The levy is charged on most things, known as “chargeable assets”, when you sell them

Capital Gains Tax (CGT) is a levy imposed on the profit made from the sale or disposal of certain assets.

The guidance regarding when you have to pay CGT in the UK is often updated to reflect the changes to our financial landscape – the Treasury recently clarified its stance on cryptocurrencies, for example – so it’s a good idea to keep on top of the rules, and seek professional tax advice if you need it.

Below, we run through the basics of CGT, including when you have to pay it, and how much it charges.

When do I have to pay capital gains tax?

You have to pay CGT on a wide range of items when you sell them. These are known as “chargeable assets”.

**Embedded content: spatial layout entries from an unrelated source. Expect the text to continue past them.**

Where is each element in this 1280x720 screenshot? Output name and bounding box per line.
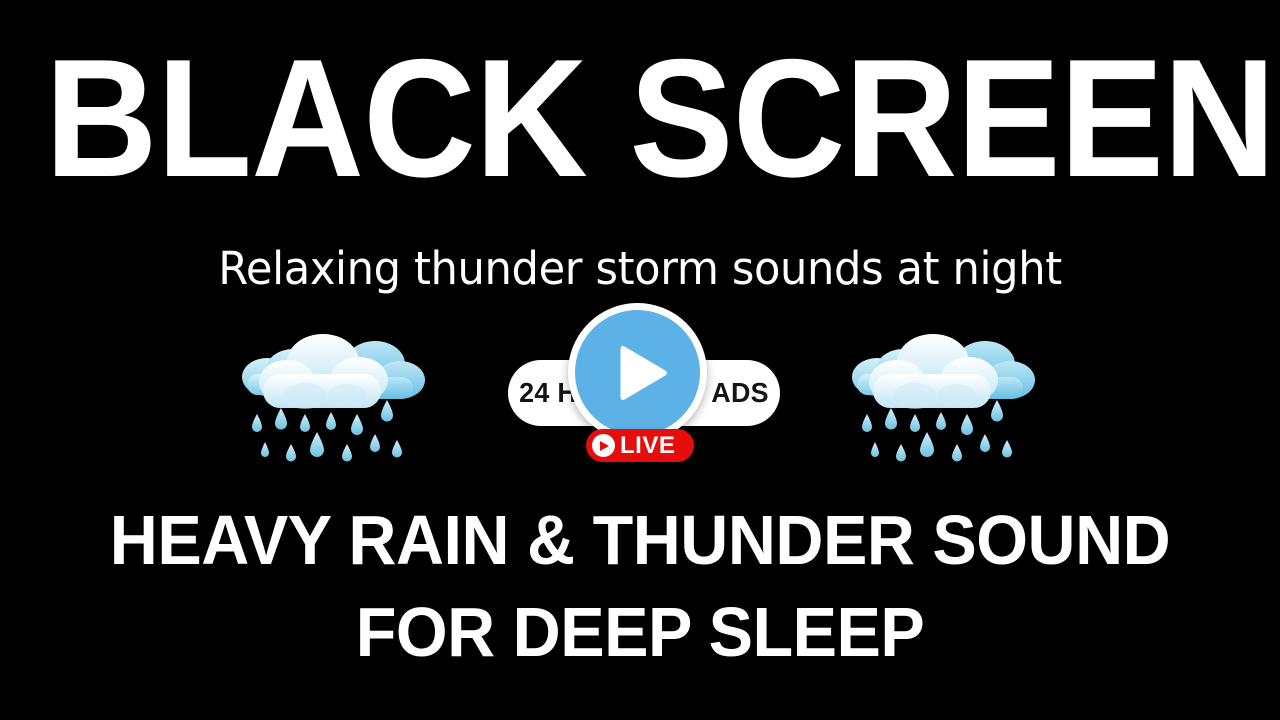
headline-line-2: FOR DEEP SLEEP — [32, 597, 1248, 667]
play-triangle-icon — [612, 342, 670, 404]
headline-line-1: HEAVY RAIN & THUNDER SOUND — [32, 505, 1248, 575]
subtitle-text: Relaxing thunder storm sounds at night — [26, 246, 1255, 291]
live-play-icon — [592, 434, 615, 457]
play-button[interactable] — [568, 303, 707, 442]
live-badge: LIVE — [586, 429, 694, 462]
cloud-with-rain-icon — [235, 322, 425, 470]
page-title: BLACK SCREEN — [45, 34, 1235, 202]
cloud-with-rain-icon — [845, 322, 1035, 470]
video-thumbnail-canvas: BLACK SCREEN Relaxing thunder storm soun… — [0, 0, 1280, 720]
live-badge-label: LIVE — [620, 434, 675, 458]
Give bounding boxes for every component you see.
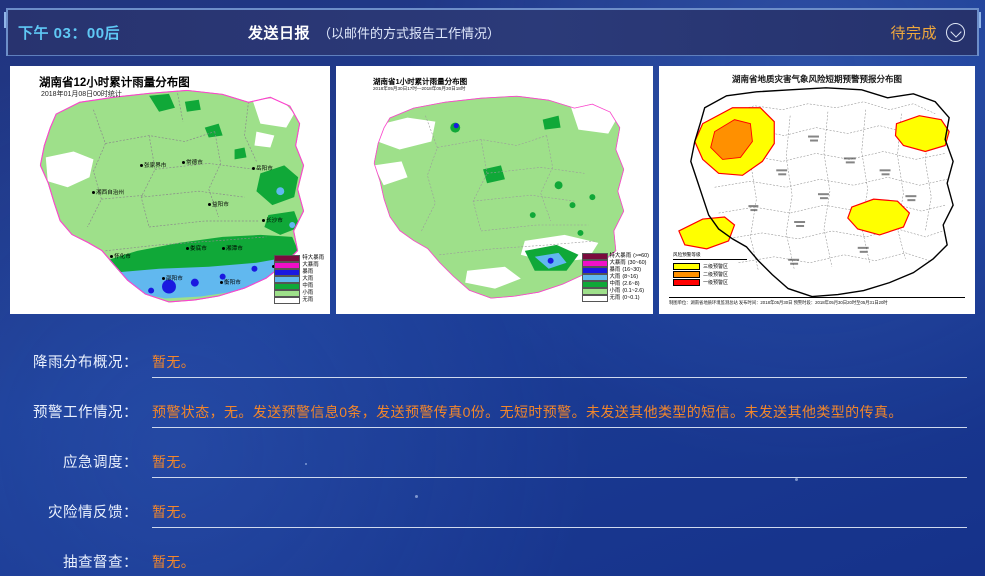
decor-sparkle: [415, 495, 418, 498]
task-time: 下午 03：00后: [18, 22, 248, 43]
legend-label: 暴雨: [610, 268, 621, 273]
legend-item: 小雨: [274, 290, 324, 297]
legend-label: 三级预警区: [703, 263, 728, 270]
legend-range: (16~30): [622, 268, 641, 273]
header-right-group: 待完成: [890, 22, 965, 43]
field-spot-check[interactable]: 暂无。: [152, 552, 967, 576]
map-city-text: 岳阳市: [256, 166, 273, 172]
legend-swatch: [274, 262, 300, 268]
decor-sparkle: [305, 463, 307, 465]
legend-item: 大雨: [274, 276, 324, 283]
map-city-text: 益阳市: [212, 202, 229, 208]
legend-swatch: [673, 263, 700, 270]
decor-sparkle: [795, 478, 798, 481]
legend-item: 三级预警区: [673, 262, 747, 270]
legend-label: 小雨: [610, 289, 621, 294]
decor-sparkle: [62, 364, 64, 366]
legend-item: 大暴雨(30~60): [582, 260, 649, 267]
map-city-text: 长沙市: [266, 218, 283, 224]
legend-label: 特大暴雨: [302, 256, 324, 261]
legend-item: 中雨: [274, 283, 324, 290]
legend-label: 二级预警区: [703, 271, 728, 278]
map-city-label: 益阳市: [208, 200, 229, 208]
map-city-text: 张家界市: [144, 163, 166, 169]
legend-item: 暴雨(16~30): [582, 267, 649, 274]
field-label: 灾险情反馈：: [18, 501, 152, 528]
map3-legend: 风险预警等级 三级预警区 二级预警区 一级预警区: [673, 252, 747, 286]
legend-item: 大暴雨: [274, 262, 324, 269]
legend-range: (30~60): [628, 261, 647, 266]
form-row-emergency-dispatch: 应急调度： 暂无。: [18, 428, 967, 478]
form-row-disaster-feedback: 灾险情反馈： 暂无。: [18, 478, 967, 528]
legend-swatch: [274, 276, 300, 282]
legend-swatch: [274, 297, 300, 303]
report-form: 降雨分布概况： 暂无。 预警工作情况： 预警状态，无。发送预警信息0条，发送预警…: [18, 328, 967, 576]
map-city-label: 衡阳市: [220, 278, 241, 286]
legend-swatch: [673, 279, 700, 286]
map-card-geohazard-warning[interactable]: 湖南省地质灾害气象风险短期预警预报分布图 风险预警等级 三级预警区 二级预警区 …: [659, 66, 975, 314]
chevron-down-circle-icon[interactable]: [946, 23, 965, 42]
map2-legend: 特大暴雨(>=60) 大暴雨(30~60) 暴雨(16~30) 大雨(8~16)…: [582, 253, 649, 302]
warning-zone-ne: [895, 116, 949, 152]
map-city-label: 怀化市: [110, 252, 131, 260]
legend-label: 暴雨: [302, 270, 313, 275]
map-city-label: 娄底市: [186, 244, 207, 252]
task-subtitle: （以邮件的方式报告工作情况）: [318, 23, 500, 42]
legend-label: 大暴雨: [302, 263, 318, 268]
map1-subtitle: 2018年01月08日00时统计: [41, 89, 122, 99]
maps-row: 湖南省12小时累计雨量分布图 2018年01月08日00时统计 湘西自治州 张家…: [10, 66, 975, 314]
field-rainfall-overview[interactable]: 暂无。: [152, 352, 967, 378]
map-city-label: 张家界市: [140, 161, 166, 169]
legend-heading: 风险预警等级: [673, 252, 747, 260]
legend-item: 无雨(0~0.1): [582, 295, 649, 302]
legend-range: (0.1~2.6): [622, 289, 644, 294]
field-label: 抽查督查：: [18, 551, 152, 576]
legend-label: 一级预警区: [703, 279, 728, 286]
legend-swatch: [582, 260, 608, 266]
legend-range: (0~0.1): [622, 296, 639, 301]
map2-subtitle: 2018年05月30日17时—2018年05月30日18时: [373, 86, 465, 92]
map-city-text: 湘西自治州: [96, 190, 124, 196]
legend-item: 无雨: [274, 297, 324, 304]
legend-swatch: [274, 283, 300, 289]
legend-swatch: [582, 281, 608, 287]
map-city-text: 衡阳市: [224, 280, 241, 286]
map-city-label: 常德市: [182, 158, 203, 166]
legend-swatch: [274, 255, 300, 261]
map-card-1h-rainfall[interactable]: 湖南省1小时累计雨量分布图 2018年05月30日17时—2018年05月30日…: [336, 66, 653, 314]
legend-item: 特大暴雨(>=60): [582, 253, 649, 260]
legend-label: 小雨: [302, 291, 313, 296]
legend-item: 特大暴雨: [274, 255, 324, 262]
legend-item: 大雨(8~16): [582, 274, 649, 281]
field-label: 降雨分布概况：: [18, 351, 152, 378]
map1-title: 湖南省12小时累计雨量分布图: [39, 74, 190, 90]
legend-swatch: [673, 271, 700, 278]
map-city-label: 长沙市: [262, 216, 283, 224]
map-city-text: 常德市: [186, 160, 203, 166]
legend-item: 小雨(0.1~2.6): [582, 288, 649, 295]
field-value: 暂无。: [152, 452, 967, 472]
legend-item: 中雨(2.6~8): [582, 281, 649, 288]
map-city-text: 怀化市: [114, 254, 131, 260]
field-label: 应急调度：: [18, 451, 152, 478]
legend-swatch: [582, 267, 608, 273]
legend-item: 一级预警区: [673, 278, 747, 286]
legend-label: 中雨: [610, 282, 621, 287]
status-badge: 待完成: [890, 22, 937, 43]
legend-range: (2.6~8): [622, 282, 639, 287]
field-disaster-feedback[interactable]: 暂无。: [152, 502, 967, 528]
field-label: 预警工作情况：: [18, 401, 152, 428]
form-row-rainfall-overview: 降雨分布概况： 暂无。: [18, 328, 967, 378]
field-warning-work[interactable]: 预警状态，无。发送预警信息0条，发送预警传真0份。无短时预警。未发送其他类型的短…: [152, 402, 967, 428]
legend-label: 无雨: [302, 298, 313, 303]
legend-range: (8~16): [622, 275, 638, 280]
legend-swatch: [274, 269, 300, 275]
field-value: 预警状态，无。发送预警信息0条，发送预警传真0份。无短时预警。未发送其他类型的短…: [152, 402, 967, 422]
field-value: 暂无。: [152, 352, 967, 372]
form-row-warning-work: 预警工作情况： 预警状态，无。发送预警信息0条，发送预警传真0份。无短时预警。未…: [18, 378, 967, 428]
legend-swatch: [582, 274, 608, 280]
legend-label: 特大暴雨: [610, 254, 632, 259]
field-value: 暂无。: [152, 552, 967, 572]
legend-item: 二级预警区: [673, 270, 747, 278]
map1-legend: 特大暴雨 大暴雨 暴雨 大雨 中雨 小雨 无雨: [274, 255, 324, 304]
map-city-text: 湘潭市: [226, 246, 243, 252]
legend-label: 中雨: [302, 284, 313, 289]
legend-item: 暴雨: [274, 269, 324, 276]
map-city-label: 湘西自治州: [92, 188, 124, 196]
map-city-label: 邵阳市: [162, 274, 183, 282]
legend-label: 无雨: [610, 296, 621, 301]
field-value: 暂无。: [152, 502, 967, 522]
legend-swatch: [582, 295, 608, 301]
legend-label: 大暴雨: [610, 261, 626, 266]
map-city-text: 邵阳市: [166, 276, 183, 282]
map3-footer: 制图单位：湖南省地质环境监测总站 发布时间：2018年05月30日 预警时段：2…: [669, 297, 965, 306]
task-title: 发送日报: [248, 22, 310, 43]
task-header-bar: 下午 03：00后 发送日报 （以邮件的方式报告工作情况） 待完成: [6, 8, 979, 56]
form-row-spot-check: 抽查督查： 暂无。: [18, 528, 967, 576]
legend-swatch: [274, 290, 300, 296]
map-city-label: 湘潭市: [222, 244, 243, 252]
field-emergency-dispatch[interactable]: 暂无。: [152, 452, 967, 478]
map3-title: 湖南省地质灾害气象风险短期预警预报分布图: [659, 73, 975, 85]
legend-label: 大雨: [302, 277, 313, 282]
legend-range: (>=60): [633, 254, 649, 259]
map-city-text: 娄底市: [190, 246, 207, 252]
map-city-label: 岳阳市: [252, 164, 273, 172]
map-card-12h-rainfall[interactable]: 湖南省12小时累计雨量分布图 2018年01月08日00时统计 湘西自治州 张家…: [10, 66, 330, 314]
legend-swatch: [582, 288, 608, 294]
legend-label: 大雨: [610, 275, 621, 280]
legend-swatch: [582, 253, 608, 259]
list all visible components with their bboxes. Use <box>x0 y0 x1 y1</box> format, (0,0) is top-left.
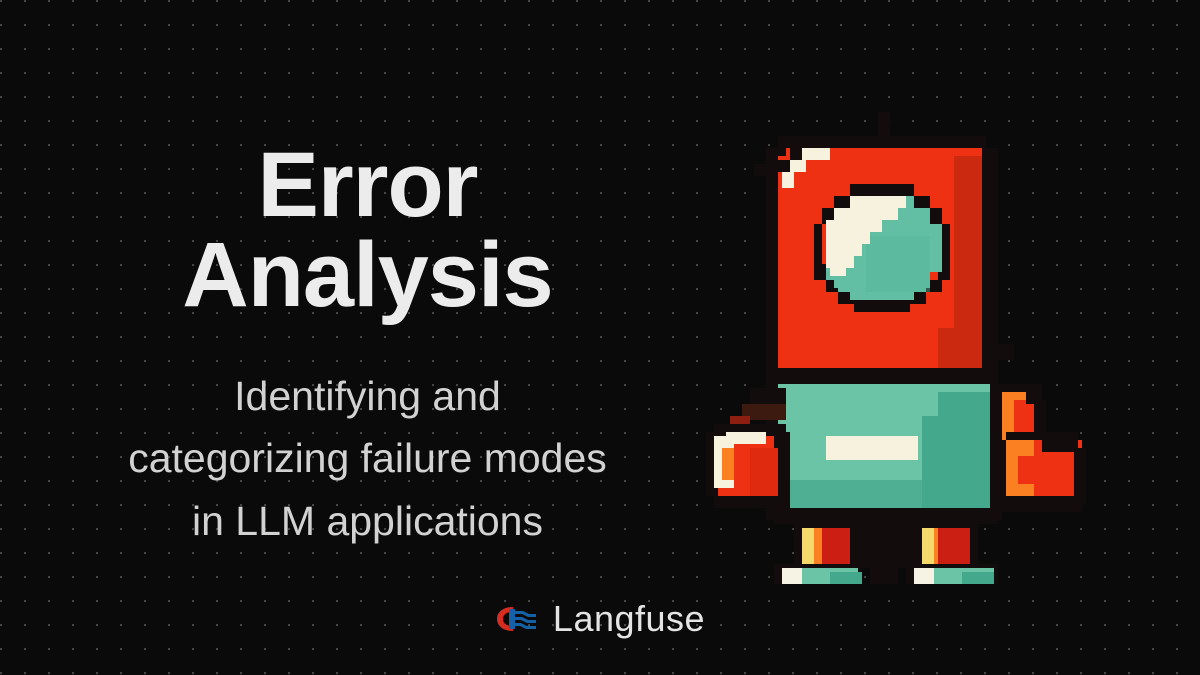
subtitle-line-3: in LLM applications <box>0 490 735 552</box>
subtitle-line-2: categorizing failure modes <box>0 427 735 489</box>
title-line-2: Analysis <box>0 230 735 320</box>
slide-canvas: Error Analysis Identifying and categoriz… <box>0 0 1200 675</box>
page-title: Error Analysis <box>0 140 735 320</box>
brand-name-label: Langfuse <box>553 601 705 637</box>
langfuse-logo-icon <box>495 603 539 635</box>
subtitle-line-1: Identifying and <box>0 365 735 427</box>
pixel-robot-illustration <box>690 95 1090 585</box>
pixel-robot-icon <box>690 95 1090 585</box>
text-column: Error Analysis Identifying and categoriz… <box>0 0 735 675</box>
brand-footer: Langfuse <box>0 601 1200 637</box>
page-subtitle: Identifying and categorizing failure mod… <box>0 365 735 552</box>
title-line-1: Error <box>0 140 735 230</box>
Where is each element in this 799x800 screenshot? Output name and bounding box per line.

These can include personal possessions worth £6,000 or more (excluding your car), shares that are not held in an Individual Savings Account (ISA) or Personal Equity Plan (PEP), and business assets.

Some cryptoassets are now also chargeable, but you can check with HMRC whether you need to pay, and in some cases you may be able to reduce the bill by claiming relief.

Property is also eligible in certain instances, but in most cases you won’t have to pay the tax when you sell your main home, as the rules target second homes and buy-to-let properties. If the house is not your main residence, has been let out, used for business purposes, or is very large, you will likely need to pay CGT.

What are the exemptions to capital gains tax?

You do not have to pay CGT on your total gains if they fall within the annual tax-free allowance. The current threshold known as the Annual Exempt Amount, is £6,000 for individuals and £3,000 for trusts.

Additionally, you usually do not pay tax on gifts made to your spouse, civil partner, or a charity.

However if your spouse or civil partner later sells the asset, they may be liable to pay tax on any gain. The calculation of their gain is based on the difference in value between when you first owned the asset and when they disposed of it.

Certain assets are exempt from CGT. These include gains made from investments in ISAs or PEPs, UK government gilts, Premium Bonds, as well as winnings from betting, lotteries, or pools.

How much is capital gains tax?

How much CGT you pay will be based on your income tax rate.

For higher or additional rate taxpayers, the amount you pay is relatively straightforward. CGT is charged at 28 per cent on gains from residential property, and 20 per cent on gains from other chargeable assets.

It gets a bit more complicated for basic rate taxpayers. To calculate how much you owe, you should first work out your taxable income, which is your income minus your personal allowance – currently set at £12,750 for the current tax year – and any other income tax reliefs you are entitled to, such as business expenses for the self-employed.

Next you work out your total taxable gains, which is the amount of profit you made selling any chargeable assets. You can then deduct the tax-free allowance from that figure, which for most people will be £6,000.

If the resulting amount is within the basic income tax band you’ll pay 10 per cent on your gains (or 18 per cent on residential property). Any amount above the basic rate will follow the rules for higher and additional rate payers, at 20 per cent (or 28 per cent on residential property).